By exploring these challenges and research directions, the tutorial will provide both junior and senior researchers with the foundation to contribute to this area of continual assessment of AI systems that can learn, plan and act; emphasizing the interdisciplinary nature of AI assessment that combines formal methods, human-AI interaction, and AI safety.

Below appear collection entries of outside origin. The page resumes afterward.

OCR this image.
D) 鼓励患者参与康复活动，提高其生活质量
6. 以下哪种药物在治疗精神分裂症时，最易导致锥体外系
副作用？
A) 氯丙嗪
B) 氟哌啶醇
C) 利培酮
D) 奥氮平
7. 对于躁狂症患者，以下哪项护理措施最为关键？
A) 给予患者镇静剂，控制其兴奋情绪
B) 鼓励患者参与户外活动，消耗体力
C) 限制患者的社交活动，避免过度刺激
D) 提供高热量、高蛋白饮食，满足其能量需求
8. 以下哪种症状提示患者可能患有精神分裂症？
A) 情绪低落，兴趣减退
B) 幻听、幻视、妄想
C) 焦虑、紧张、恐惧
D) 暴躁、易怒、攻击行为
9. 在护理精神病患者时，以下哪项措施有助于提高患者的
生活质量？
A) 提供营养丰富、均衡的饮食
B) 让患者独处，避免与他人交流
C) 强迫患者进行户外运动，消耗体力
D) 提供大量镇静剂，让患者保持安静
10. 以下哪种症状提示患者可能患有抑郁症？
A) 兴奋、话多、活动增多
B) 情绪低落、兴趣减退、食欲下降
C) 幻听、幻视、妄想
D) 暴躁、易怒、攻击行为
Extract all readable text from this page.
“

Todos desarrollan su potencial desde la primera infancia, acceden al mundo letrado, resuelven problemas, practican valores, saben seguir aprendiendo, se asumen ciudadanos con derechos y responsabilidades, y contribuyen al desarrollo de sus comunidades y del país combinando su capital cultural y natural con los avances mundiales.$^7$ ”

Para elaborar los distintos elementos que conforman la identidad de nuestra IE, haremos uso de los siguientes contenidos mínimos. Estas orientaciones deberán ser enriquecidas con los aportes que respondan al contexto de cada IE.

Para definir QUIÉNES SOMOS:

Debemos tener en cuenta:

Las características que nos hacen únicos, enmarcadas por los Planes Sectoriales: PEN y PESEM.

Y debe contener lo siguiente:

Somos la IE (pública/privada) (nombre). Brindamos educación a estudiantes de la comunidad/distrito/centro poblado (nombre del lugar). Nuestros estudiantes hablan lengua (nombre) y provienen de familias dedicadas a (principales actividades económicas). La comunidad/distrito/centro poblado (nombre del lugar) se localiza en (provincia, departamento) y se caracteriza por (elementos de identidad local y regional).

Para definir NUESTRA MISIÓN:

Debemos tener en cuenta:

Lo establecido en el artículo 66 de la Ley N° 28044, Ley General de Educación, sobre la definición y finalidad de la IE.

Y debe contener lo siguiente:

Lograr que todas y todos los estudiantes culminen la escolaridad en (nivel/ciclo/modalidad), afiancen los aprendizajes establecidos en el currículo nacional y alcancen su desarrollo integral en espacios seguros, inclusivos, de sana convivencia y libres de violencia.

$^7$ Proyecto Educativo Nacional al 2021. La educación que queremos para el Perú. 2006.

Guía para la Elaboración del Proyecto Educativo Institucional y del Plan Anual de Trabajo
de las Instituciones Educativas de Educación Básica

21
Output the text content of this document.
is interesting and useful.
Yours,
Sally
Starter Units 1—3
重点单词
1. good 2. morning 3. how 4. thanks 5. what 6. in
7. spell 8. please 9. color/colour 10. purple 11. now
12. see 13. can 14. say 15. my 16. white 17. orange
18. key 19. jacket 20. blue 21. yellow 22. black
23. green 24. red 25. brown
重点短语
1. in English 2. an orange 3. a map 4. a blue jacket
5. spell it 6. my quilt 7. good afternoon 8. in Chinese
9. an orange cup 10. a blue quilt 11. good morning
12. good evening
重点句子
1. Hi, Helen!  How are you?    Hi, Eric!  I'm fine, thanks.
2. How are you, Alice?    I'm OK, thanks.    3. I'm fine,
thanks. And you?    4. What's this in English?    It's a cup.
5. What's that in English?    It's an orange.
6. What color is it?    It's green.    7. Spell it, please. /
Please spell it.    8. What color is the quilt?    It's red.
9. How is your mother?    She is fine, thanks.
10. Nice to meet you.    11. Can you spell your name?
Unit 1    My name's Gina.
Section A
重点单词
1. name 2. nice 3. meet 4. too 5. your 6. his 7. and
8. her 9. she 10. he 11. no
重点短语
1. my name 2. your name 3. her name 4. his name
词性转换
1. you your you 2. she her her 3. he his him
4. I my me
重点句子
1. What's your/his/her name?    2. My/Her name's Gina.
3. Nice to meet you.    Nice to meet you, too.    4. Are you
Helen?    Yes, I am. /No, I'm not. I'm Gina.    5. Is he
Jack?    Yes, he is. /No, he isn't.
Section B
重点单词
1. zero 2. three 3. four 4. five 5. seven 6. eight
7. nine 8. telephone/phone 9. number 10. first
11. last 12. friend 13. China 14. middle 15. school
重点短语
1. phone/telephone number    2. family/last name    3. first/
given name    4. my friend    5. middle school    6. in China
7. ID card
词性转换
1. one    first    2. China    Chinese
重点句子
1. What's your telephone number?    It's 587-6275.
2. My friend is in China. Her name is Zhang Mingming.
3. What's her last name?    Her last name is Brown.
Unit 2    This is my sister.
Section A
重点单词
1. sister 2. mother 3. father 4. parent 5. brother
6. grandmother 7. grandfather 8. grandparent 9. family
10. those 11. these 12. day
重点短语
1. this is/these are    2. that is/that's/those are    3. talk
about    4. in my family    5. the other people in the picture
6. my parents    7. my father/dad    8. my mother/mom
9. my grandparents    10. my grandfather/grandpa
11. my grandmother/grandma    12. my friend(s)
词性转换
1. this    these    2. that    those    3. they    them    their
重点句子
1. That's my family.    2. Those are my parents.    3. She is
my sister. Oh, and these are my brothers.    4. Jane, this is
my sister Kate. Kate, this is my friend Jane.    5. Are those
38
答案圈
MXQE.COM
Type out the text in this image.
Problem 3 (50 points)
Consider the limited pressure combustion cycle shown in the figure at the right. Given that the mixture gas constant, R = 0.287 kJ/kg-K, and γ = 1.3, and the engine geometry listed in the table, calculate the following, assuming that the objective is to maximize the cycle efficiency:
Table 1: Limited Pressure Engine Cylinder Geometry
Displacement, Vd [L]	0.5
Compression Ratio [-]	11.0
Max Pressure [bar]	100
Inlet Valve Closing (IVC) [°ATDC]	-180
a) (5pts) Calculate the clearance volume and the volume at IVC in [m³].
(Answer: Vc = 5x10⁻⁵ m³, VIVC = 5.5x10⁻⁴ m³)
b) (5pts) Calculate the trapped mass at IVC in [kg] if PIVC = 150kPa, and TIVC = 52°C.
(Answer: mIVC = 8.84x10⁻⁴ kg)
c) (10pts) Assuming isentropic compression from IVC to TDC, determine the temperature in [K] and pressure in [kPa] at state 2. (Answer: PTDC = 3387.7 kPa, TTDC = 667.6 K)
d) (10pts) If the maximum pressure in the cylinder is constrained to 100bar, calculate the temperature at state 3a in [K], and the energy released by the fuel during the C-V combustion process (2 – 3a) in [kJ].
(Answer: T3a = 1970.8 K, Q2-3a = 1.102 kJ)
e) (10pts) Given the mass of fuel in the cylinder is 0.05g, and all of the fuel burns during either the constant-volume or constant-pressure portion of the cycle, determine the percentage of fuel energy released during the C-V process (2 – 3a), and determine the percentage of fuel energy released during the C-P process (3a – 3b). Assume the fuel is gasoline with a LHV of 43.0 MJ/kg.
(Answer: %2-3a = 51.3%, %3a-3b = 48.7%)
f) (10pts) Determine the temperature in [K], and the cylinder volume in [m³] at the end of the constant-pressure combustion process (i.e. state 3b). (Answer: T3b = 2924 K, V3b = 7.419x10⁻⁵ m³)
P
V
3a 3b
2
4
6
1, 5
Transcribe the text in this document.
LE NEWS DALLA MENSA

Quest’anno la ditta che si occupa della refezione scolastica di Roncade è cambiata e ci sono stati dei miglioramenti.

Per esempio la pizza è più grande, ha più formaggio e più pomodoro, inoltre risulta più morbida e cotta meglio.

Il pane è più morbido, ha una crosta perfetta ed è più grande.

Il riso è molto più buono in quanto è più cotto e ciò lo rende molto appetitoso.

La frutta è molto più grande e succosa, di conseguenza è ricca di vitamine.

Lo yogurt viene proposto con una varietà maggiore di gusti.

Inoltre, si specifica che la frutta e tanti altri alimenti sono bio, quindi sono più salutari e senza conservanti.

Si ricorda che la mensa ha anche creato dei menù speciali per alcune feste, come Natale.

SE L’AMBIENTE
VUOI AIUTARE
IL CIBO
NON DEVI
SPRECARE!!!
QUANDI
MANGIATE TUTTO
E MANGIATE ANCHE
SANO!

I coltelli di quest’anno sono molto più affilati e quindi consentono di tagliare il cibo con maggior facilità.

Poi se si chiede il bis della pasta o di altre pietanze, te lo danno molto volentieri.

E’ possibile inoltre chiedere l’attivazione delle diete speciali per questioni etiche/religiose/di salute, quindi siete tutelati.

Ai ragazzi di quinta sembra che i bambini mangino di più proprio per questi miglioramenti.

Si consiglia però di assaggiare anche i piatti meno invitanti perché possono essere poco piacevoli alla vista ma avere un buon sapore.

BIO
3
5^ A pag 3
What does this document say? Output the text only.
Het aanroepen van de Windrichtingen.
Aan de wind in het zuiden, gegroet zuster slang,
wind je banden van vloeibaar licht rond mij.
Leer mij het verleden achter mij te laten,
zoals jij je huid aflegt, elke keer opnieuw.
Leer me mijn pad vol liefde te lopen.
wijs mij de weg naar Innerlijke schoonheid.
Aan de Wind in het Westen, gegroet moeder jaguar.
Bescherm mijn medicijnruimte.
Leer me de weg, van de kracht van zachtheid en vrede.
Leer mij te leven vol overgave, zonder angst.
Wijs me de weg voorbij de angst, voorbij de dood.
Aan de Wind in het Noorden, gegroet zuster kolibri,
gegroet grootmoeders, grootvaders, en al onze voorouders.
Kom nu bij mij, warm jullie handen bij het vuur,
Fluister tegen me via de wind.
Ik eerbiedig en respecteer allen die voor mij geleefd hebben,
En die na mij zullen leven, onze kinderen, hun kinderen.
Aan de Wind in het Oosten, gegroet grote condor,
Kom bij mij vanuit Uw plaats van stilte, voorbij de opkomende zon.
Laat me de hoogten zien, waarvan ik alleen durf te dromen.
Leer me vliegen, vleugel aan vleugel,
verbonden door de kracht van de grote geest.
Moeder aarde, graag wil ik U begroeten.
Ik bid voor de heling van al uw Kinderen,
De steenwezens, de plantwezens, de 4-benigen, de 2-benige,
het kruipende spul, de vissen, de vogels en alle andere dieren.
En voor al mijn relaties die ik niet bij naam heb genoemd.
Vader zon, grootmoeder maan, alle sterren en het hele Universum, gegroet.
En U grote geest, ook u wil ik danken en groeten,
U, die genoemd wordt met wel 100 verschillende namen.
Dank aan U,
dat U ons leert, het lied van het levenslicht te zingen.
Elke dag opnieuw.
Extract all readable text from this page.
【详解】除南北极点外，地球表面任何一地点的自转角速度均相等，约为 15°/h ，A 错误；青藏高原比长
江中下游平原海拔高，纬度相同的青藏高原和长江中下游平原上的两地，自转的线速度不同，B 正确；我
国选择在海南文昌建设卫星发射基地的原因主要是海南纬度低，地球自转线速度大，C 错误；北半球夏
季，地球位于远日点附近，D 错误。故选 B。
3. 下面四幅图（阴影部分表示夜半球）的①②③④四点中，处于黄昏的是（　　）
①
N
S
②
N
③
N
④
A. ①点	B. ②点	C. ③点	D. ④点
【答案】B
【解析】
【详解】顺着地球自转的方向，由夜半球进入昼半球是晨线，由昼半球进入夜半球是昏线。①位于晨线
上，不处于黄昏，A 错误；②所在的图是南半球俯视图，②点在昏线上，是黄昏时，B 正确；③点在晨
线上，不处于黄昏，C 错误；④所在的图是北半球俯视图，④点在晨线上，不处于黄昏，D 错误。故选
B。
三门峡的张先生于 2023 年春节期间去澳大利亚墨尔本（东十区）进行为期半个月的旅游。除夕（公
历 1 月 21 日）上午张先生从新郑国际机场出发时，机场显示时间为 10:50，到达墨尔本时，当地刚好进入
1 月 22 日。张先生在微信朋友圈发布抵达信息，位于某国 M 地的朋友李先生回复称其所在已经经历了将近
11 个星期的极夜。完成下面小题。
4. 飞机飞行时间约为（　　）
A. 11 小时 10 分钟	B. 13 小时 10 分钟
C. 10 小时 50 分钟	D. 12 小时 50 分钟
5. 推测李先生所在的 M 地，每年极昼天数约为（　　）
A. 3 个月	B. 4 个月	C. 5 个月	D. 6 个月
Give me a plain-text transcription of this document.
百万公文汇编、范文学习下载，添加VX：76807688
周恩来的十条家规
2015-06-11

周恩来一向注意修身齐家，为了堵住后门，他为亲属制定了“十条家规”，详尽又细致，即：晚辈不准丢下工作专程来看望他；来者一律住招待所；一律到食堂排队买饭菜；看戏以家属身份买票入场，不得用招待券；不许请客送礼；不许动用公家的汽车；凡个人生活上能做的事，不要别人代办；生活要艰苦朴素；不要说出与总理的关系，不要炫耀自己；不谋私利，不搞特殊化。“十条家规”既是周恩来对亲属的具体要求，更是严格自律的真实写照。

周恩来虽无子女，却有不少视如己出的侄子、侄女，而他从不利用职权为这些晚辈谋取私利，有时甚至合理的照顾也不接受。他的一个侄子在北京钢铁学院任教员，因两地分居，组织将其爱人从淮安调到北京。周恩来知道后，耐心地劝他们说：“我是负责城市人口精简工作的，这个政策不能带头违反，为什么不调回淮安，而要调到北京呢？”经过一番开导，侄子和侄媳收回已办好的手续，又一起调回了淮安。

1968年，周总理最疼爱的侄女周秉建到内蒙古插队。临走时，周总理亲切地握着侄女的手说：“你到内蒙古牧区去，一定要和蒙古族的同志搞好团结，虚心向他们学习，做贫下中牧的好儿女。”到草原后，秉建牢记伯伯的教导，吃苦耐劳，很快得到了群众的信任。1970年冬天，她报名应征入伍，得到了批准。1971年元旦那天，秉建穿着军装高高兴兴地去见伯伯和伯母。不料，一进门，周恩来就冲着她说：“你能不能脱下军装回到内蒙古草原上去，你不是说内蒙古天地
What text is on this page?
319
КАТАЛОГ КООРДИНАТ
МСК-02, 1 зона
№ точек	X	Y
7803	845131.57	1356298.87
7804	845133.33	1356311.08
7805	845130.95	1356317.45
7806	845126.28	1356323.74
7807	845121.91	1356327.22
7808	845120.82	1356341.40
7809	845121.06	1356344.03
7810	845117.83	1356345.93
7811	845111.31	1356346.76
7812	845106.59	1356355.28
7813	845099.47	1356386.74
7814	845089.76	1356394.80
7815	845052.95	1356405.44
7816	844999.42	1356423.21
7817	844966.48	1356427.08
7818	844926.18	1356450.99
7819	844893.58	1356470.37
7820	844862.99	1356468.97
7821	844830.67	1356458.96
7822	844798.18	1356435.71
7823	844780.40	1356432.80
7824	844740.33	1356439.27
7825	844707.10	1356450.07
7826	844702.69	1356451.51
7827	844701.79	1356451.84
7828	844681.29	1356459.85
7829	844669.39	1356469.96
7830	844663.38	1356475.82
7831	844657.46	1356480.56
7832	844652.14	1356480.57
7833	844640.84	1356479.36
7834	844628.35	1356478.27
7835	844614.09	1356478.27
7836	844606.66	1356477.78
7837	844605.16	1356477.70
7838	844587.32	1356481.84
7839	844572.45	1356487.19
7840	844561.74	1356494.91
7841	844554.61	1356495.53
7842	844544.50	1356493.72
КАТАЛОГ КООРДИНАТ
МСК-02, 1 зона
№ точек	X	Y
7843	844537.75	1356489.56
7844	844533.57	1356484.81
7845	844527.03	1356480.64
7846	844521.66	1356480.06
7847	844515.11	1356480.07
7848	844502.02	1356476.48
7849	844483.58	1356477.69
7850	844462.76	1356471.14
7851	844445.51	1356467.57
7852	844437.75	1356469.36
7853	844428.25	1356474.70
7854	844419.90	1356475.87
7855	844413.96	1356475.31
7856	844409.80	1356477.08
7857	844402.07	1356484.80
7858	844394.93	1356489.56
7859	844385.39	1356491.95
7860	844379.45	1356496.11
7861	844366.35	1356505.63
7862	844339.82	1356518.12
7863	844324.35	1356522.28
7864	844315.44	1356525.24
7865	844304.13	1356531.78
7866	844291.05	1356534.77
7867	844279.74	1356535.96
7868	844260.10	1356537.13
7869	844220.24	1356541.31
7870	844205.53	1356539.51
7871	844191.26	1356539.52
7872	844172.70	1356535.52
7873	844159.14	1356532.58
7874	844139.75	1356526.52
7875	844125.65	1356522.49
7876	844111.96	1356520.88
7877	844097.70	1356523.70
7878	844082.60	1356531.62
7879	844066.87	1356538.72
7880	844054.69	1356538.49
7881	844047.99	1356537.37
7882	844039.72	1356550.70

Please feel free to send tutorial related queries at: pulkitv@mit.edu and siddharths@asu.edu.

Organizers



Pulkit Verma
Pulkit Verma
Postdoctoral Associate, Massachusetts Institute of Technology, USA
Pulkit Verma is a Postdoctoral Associate at the Interactive Robotics Group at the Massachusetts Institute of Technology, where he works with Julie Shah. His research focuses on the safe and reliable behavior of taskable AI agents. He investigates the minimal set of requirements in an AI system that would enable a user to assess and understand the limits of its safe operability. He received his Ph.D. in Computer Science from the School of Computing and Augmented Intelligence, Arizona State University, where he worked with Siddharth Srivastava. Before that, he completed his M.Tech. in Computer Science and Engineering at Indian Institute of Technology Guwahati with Pradip K. Das. He was awarded the Graduate College Completion Fellowship at ASU in 2023, Post Graduation Scholarship from the Government of India in 2013 and 2014, and received the Best Demo Award at the International Conference on Autonomous Agents and Multiagent Systems (AAMAS) in 2022.


Siddharth Srivastava
Siddharth Srivastava
Associate Professor, Arizona State University, USA
Siddharth Srivastava is an Associate Professor in the School of Computing and Augmented Intelligence at Arizona State University. Srivastava was a Staff Scientist at the United Technologies Research Center in Berkeley before joining ASU. Prior to that, he was a postdoctoral researcher working with Stuart Russell and Pieter Abbeel at the University of California Berkeley. Srivastava received his PhD in Computer Science from the University of Massachusetts Amherst, working with Shlomo Zilberstein and Neil Immerman, and a (4+1) MS in Mathematics from Indian Institute of Technology (IIT), Kanpur. Srivastava is a recipient of the NSF CAREER award, the Top 5% Faculty Award from the Fulton Schools of Engineering at ASU, a Best Paper Award at the International Conference on Automated Planning and Scheduling (ICAPS), an Outstanding Dissertation award from the Department of Computer Science at UMass Amherst, a Best Final Year Thesis award from the Department of Mathematics at IIT Kanpur and the National Board of Higher Mathematics Scholarship in India. He served as conference Co-Chair for ICAPS 2019. He currently serves as Chair of the ICAPS Awards Committee and as Associate Editor for the Journal of AI Research.